An example of an extremal hypergraph is the truncated projective plane - the projective plane of order r-1 in which one vertex and all lines containing it is removed. It is known to exist whenever r-1 is the power of a prime integer.

There are other families of such extremal hypergraphs.

== Special cases ==
In the case r=2, the hypergraph becomes a bipartite graph, and the conjecture becomes $\tau(H) \leq \nu(H)$. This is known to be true by Kőnig's theorem.

In the case r=3, the conjecture has been proved by Ron Aharoni. The proof uses the Aharoni-Haxell theorem for matching in hypergraphs.

In the cases r=4 and r=5, the following weaker version has been proved by Penny Haxell and Scott: there exists some ε > 0 such that$\tau(H) \leq (r-\varepsilon)\cdot \nu(H)$.Moreover, in the cases r=4 and r=5, Ryser's conjecture has been proved by Tuza (1978) in the special case $\nu(H)=1$, i.e.:$\nu(H) = 1 \implies \tau(H)\leq r-1$.

== Fractional variants ==
A fractional matching in a hypergraph is an assignment of a weight to each hyperedge such that the sum of weights near each vertex is at most one. The largest size of a fractional matching in a hypergraph H is denoted by $\nu^*(H)$.

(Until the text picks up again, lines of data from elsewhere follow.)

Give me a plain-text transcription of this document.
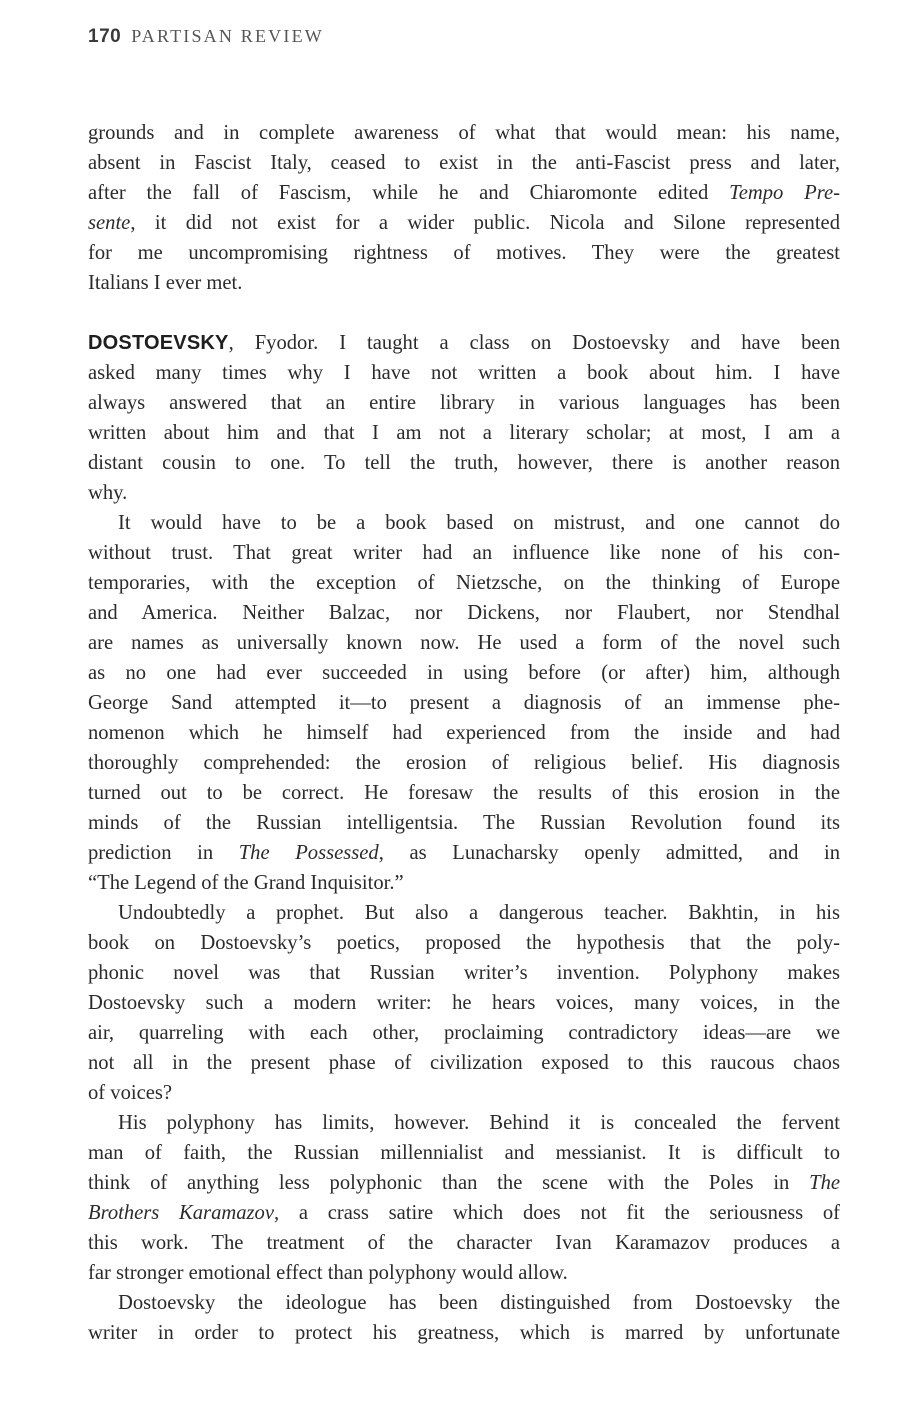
170 PARTISAN REVIEW
grounds and in complete awareness of what that would mean: his name,
absent in Fascist Italy, ceased to exist in the anti-Fascist press and later,
after the fall of Fascism, while he and Chiaromonte edited Tempo Pre-
sente, it did not exist for a wider public. Nicola and Silone represented
for me uncompromising rightness of motives. They were the greatest
Italians I ever met.
DOSTOEVSKY, Fyodor. I taught a class on Dostoevsky and have been
asked many times why I have not written a book about him. I have
always answered that an entire library in various languages has been
written about him and that I am not a literary scholar; at most, I am a
distant cousin to one. To tell the truth, however, there is another reason
why.
It would have to be a book based on mistrust, and one cannot do
without trust. That great writer had an influence like none of his con-
temporaries, with the exception of Nietzsche, on the thinking of Europe
and America. Neither Balzac, nor Dickens, nor Flaubert, nor Stendhal
are names as universally known now. He used a form of the novel such
as no one had ever succeeded in using before (or after) him, although
George Sand attempted it—to present a diagnosis of an immense phe-
nomenon which he himself had experienced from the inside and had
thoroughly comprehended: the erosion of religious belief. His diagnosis
turned out to be correct. He foresaw the results of this erosion in the
minds of the Russian intelligentsia. The Russian Revolution found its
prediction in The Possessed, as Lunacharsky openly admitted, and in
“The Legend of the Grand Inquisitor.”
Undoubtedly a prophet. But also a dangerous teacher. Bakhtin, in his
book on Dostoevsky’s poetics, proposed the hypothesis that the poly-
phonic novel was that Russian writer’s invention. Polyphony makes
Dostoevsky such a modern writer: he hears voices, many voices, in the
air, quarreling with each other, proclaiming contradictory ideas—are we
not all in the present phase of civilization exposed to this raucous chaos
of voices?
His polyphony has limits, however. Behind it is concealed the fervent
man of faith, the Russian millennialist and messianist. It is difficult to
think of anything less polyphonic than the scene with the Poles in The
Brothers Karamazov, a crass satire which does not fit the seriousness of
this work. The treatment of the character Ivan Karamazov produces a
far stronger emotional effect than polyphony would allow.
Dostoevsky the ideologue has been distinguished from Dostoevsky the
writer in order to protect his greatness, which is marred by unfortunate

A fractional transversal in a hypergraph is an assignment of a weight to each vertex such that the sum of weights in each hyperedge is at least one. The smallest size of a fractional transversal in a hypergraph H is denoted by $\tau^*(H)$. Linear programming duality implies that $\nu^*(H) = \tau^*(H)$.

Furedi has proved the following fractional version of Ryser's conjecture: If H is r-partite and r-regular (each vertex appears in exactly r hyperedges), then$\tau^*(H) \leq (r-1)\cdot \nu(H)$.Lovasz has shown that$\tau(H) \leq \frac{r}{2}\cdot \nu^*(H)$.